Research

The solar corona is a million Kelvin hot and dynamic upper atmospheric layer of the Sun. It is highly structured due to the dominance of the magnetic field at this height (we find lots of beautiful looking loops in EUV corona). One of the long-standing problems of solar physics is to examine why the corona is so hot (FYI, photosphere is at ~5770K). This is somewhat counter-intuitive as one expects to have cooler temperatures as you move away from the source (i.e., center of the Sun). After decades of research on this problem, two major sources have been identified as potential solutions to this 'coronal heating' problem. These two sources are: 1. MHD waves, 2. Magnetic reconnection. Interestingly, it is quiet possible to have wave-modulated reconnection or reconnection-driven waves and hence, the added complexity.

Magnetic reconnection is a process where magnetic field lines in the solar atmosphere rearrange and release vast amounts of energy. This phenomenon occurs when oppositely directed magnetic fields come into close contact, breaking and reconnecting in a highly dynamic event. It plays a key role in driving solar flares, coronal mass ejections, and heating the solar corona. By converting magnetic energy into kinetic and thermal energy, magnetic reconnection helps explain some of the Sun's most energetic and mysterious processes, impacting space weather and Earth's magnetosphere.  

To better understand the characteristics of magnetic reconnection, I analyze the evolution of various solar features, such as jets, and explain the observations using magnetic reconnection theories. As mentioned earlier, magnetic reconnections play a major role in addressing the coronal heating problem; however, reconnection and waves are not mutually exclusive phenomena. Therefore, my research on waves is also an integral part of my quest to understand the properties of reconnection. Since not all reconnection events exhibit the same signatures, it is important to explore phenomena through multi-wavelength data. Lastly, I routinely compare the observations with predictions from state-of-the-art numerical simulations.

Physical processes in the Sun occur at variety of time scales, ranging from few seconds to few tens of years.

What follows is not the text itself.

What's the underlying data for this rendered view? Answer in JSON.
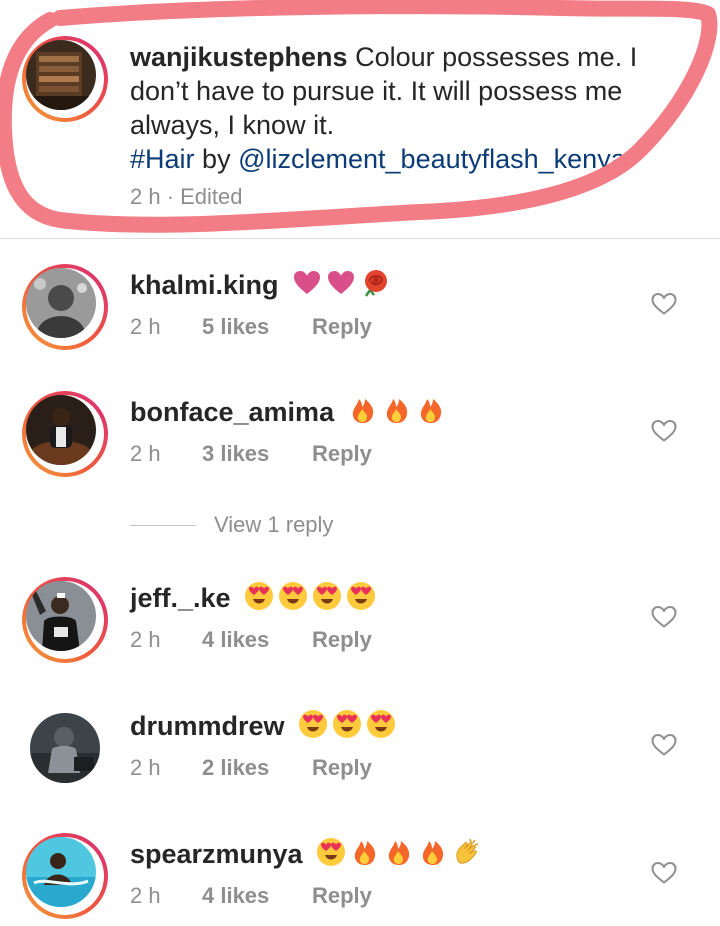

Solar cycle often refers to the cyclic variation in sunspot number or in sunspot area with a period of ~11 years. Sunspots are the proxy for the magnetic fields of the Sun and hence, such variation related to the sunspots will obviously mean a variation of solar magnetic fields. Thus, almost all the solar phenomena will be affected by this solar cycle including number of solar flares and occurrences CMEs (CMEs or Coronal Mass Ejections are large scale plasma eruption from the Sun). These two things (flares & CMEs) are particularly important to us as they affect the space-weather (Sun-Earth inter-space) heavily.

In this research are, I focus on studying the Sun's magnetic activity using century-long solar observational data from various observatories around the globe. One of my key works involves compiling a sunspot area database spanning nearly 90 years (1921–present) using data from the Kodaikanal Solar Observatory. This publicly available dataset has enabled several important studies on solar active longitudes and sunspot size variations. Additionally, my research includes constructing a calibrated sunspot area catalogue by combining data from different observatories. My catalogue, the most comprehensive of its kind, provides daily sunspot area measurements and is widely used to study solar irradiance, sunspot group distribution, and other sunspot properties. You can access both datasets through this link (click).

 Retrieving information from old historical sunspot observations requires special feature detection techniquies (and lots of patience). In any given historical catalogue, images are often found to be in-homogeneous e.g., change in drawing style (pencil to pen & black-and-white to color), change in capturing device (change in paper), aging effects (dust in photograpic plates), miss-handeling of images (leading to artifacts like scratches) etc. Moreover, these catalogues often contain tens of thousands of images. Hence, we need suitable feature detection methods that are not only accurate but also fast enough to complete the detection in a reasonable time. I am involved in generating such algorithms for detection of sunspots, filaments and plages. Recently, I have started exploring the usage of neural networks in such detection and even applied one kind of network onto the sunspot drawings from Purple mountain observatory, China and the preliminary results indeed look very promising.